US News

Ukrainian serviceman killed in Crimea clash

WASHINGTON — The Cold War-style clash over Crimea turned searing hot Tuesday when a Ukrainian officer was shot and killed and another was wounded in a base near the capital of Simferopol.

The shooting Tuesday came just hours after a defiant Russian President Vladimir Putin said “not a single shot” had been fired in the crisis, as he reclaimed Crimea as part of Russia.

Responding to the incident, the details of which remain murky, Ukraine told its soldiers in Crimea to use their weapons to protect themselves — after previously instructing them to avoid using firearms to prevent attack.

During an emergency meeting of Ukraine’s defense ministry, Ukrainian Prime Minister Arseniy Yatsenyuk lamented that the conflict had moved from a “political one to a military one” and called the shooting incident “a war crime without any expiry under a statute of limitations.”

Ukrainian officials said unidentified and fully equipped gunmen with their faces concealed stormed the base and fired. They also revealed that a third service member was wounded after being beaten with iron bars.

The armed men who stormed the base arrived in two unmarked vehicles and began firing automatic weapons, a witness told the BBC. But Crimean officials told the network that both Ukrainian and pro-Russia troops came under fire from a single location, and that a member of the pro-Russia forces got killed.

Russian-speaking troops have surrounded multiple Ukrainian bases, where soldiers have been trapped for weeks, leading to tense confrontations but no apparent deaths until now.
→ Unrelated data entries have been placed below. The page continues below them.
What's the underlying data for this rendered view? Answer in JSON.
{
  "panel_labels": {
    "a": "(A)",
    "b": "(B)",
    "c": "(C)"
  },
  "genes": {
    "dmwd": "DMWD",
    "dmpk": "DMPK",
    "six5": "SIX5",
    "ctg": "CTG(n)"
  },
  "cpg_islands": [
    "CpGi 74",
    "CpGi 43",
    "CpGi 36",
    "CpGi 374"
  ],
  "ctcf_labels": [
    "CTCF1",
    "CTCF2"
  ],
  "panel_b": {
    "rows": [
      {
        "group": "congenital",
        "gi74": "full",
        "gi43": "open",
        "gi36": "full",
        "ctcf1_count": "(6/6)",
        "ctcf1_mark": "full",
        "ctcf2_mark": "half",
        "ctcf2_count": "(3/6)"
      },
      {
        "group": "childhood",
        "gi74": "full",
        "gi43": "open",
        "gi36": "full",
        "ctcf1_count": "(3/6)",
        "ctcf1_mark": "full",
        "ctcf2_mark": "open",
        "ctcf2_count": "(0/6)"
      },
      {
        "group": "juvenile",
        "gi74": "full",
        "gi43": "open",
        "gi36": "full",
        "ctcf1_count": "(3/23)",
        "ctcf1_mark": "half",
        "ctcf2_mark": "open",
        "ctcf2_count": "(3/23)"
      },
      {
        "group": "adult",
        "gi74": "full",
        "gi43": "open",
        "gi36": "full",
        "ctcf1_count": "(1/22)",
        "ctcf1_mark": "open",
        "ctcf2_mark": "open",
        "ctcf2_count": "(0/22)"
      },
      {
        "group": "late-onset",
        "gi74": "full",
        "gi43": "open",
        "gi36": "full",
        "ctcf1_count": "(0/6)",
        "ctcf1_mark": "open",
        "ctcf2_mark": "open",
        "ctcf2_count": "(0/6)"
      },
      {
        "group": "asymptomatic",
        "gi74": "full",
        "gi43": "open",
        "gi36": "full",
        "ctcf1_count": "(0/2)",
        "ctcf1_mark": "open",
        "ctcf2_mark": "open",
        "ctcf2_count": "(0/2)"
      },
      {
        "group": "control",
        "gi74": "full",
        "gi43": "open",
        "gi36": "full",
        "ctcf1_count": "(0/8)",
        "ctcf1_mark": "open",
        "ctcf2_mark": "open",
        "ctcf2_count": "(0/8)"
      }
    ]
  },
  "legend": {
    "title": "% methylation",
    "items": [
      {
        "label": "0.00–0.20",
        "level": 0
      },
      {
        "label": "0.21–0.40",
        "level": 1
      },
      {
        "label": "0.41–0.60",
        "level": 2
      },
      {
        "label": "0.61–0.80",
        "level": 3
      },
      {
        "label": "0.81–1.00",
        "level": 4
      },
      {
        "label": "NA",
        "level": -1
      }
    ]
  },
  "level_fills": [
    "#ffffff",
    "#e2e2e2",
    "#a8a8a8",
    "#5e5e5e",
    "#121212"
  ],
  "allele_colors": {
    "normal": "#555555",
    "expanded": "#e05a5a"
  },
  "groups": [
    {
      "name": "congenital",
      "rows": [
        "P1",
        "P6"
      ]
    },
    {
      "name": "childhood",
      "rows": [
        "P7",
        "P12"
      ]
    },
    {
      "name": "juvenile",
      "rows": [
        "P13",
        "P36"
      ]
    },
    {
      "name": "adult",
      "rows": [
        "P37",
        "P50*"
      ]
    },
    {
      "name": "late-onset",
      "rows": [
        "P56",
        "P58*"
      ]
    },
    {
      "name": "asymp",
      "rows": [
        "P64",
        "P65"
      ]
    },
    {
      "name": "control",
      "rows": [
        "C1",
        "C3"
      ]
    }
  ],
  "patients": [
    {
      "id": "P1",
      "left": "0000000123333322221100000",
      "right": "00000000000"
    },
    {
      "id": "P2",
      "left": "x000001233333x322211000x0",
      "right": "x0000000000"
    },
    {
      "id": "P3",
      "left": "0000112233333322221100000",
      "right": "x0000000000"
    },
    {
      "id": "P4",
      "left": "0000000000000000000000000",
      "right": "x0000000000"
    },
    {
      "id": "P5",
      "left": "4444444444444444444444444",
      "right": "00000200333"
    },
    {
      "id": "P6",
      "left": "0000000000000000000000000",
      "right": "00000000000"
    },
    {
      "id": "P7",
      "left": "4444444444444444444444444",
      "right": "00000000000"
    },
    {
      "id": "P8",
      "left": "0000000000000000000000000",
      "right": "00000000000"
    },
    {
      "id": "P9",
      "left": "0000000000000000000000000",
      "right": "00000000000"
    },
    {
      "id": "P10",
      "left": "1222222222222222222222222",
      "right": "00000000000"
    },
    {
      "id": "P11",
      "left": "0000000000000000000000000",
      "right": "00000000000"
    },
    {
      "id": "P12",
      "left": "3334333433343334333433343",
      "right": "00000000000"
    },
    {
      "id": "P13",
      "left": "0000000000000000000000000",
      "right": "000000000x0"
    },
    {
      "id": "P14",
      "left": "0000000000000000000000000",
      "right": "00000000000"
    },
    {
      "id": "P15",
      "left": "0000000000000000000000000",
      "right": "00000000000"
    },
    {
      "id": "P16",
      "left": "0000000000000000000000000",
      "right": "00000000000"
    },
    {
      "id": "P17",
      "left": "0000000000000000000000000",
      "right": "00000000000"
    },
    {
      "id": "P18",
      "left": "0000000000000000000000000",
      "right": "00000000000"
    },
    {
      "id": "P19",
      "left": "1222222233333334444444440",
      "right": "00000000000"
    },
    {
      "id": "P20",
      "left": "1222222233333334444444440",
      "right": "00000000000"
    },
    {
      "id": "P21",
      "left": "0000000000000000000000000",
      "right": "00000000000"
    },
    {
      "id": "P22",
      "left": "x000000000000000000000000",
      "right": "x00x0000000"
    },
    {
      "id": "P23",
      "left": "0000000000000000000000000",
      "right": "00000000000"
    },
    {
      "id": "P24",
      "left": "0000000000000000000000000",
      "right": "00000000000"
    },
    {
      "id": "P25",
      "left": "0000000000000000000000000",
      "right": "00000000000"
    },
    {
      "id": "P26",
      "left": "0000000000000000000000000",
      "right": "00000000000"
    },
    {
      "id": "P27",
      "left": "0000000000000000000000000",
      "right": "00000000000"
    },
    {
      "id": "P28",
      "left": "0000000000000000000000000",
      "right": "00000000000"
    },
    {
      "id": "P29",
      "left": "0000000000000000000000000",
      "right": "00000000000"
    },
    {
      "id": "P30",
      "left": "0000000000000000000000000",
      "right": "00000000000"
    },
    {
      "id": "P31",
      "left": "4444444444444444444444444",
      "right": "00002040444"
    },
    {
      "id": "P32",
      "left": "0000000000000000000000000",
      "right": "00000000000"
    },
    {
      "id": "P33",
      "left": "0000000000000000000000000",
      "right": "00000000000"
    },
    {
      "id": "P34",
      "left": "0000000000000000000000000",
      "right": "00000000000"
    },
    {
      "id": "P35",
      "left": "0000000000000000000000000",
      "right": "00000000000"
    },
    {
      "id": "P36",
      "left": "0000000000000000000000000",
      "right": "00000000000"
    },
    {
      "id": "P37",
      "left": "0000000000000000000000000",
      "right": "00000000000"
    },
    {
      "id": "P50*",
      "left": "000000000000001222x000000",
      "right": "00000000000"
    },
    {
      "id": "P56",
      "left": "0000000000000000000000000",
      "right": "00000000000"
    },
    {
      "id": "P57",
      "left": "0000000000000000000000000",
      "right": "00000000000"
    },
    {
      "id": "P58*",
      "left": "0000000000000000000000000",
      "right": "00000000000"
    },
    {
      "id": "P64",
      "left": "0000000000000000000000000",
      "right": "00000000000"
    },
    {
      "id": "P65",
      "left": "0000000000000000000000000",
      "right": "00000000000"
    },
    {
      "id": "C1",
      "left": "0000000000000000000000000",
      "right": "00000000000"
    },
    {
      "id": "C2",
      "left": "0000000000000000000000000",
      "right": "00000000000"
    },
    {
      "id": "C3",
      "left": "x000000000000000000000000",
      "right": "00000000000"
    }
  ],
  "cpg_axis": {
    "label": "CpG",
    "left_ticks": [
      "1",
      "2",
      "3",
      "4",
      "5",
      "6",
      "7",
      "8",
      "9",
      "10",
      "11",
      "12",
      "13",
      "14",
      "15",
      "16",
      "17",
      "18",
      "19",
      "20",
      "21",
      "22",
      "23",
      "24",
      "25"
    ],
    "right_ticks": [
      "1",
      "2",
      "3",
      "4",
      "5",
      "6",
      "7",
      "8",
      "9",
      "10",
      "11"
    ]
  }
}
In an earlier speech to the Russian parliament, Putin called Crimea an “inseparable part of Russia” and signed a treaty absorbing the territory — while delivering a diatribe-filled attack against the West.

“They cheated us again and again, made decisions behind our back, presenting us with completed facts,” Putin charged about encirclement by NATO.

He then vented about a “fifth column” of spies inside Russia, and compared the vote in Crimea with the US Revolutionary War and the reunification of Germany.

The 47-minute address was greeted by thunderous applause and chants of “Russia! Russia!”

Vice President Joe Biden, visiting Poland to shore up former Soviet republics fearful of further encroachment, slammed “skewed” history references and a Russian “land grab,” and indicated more sanctions were on the way.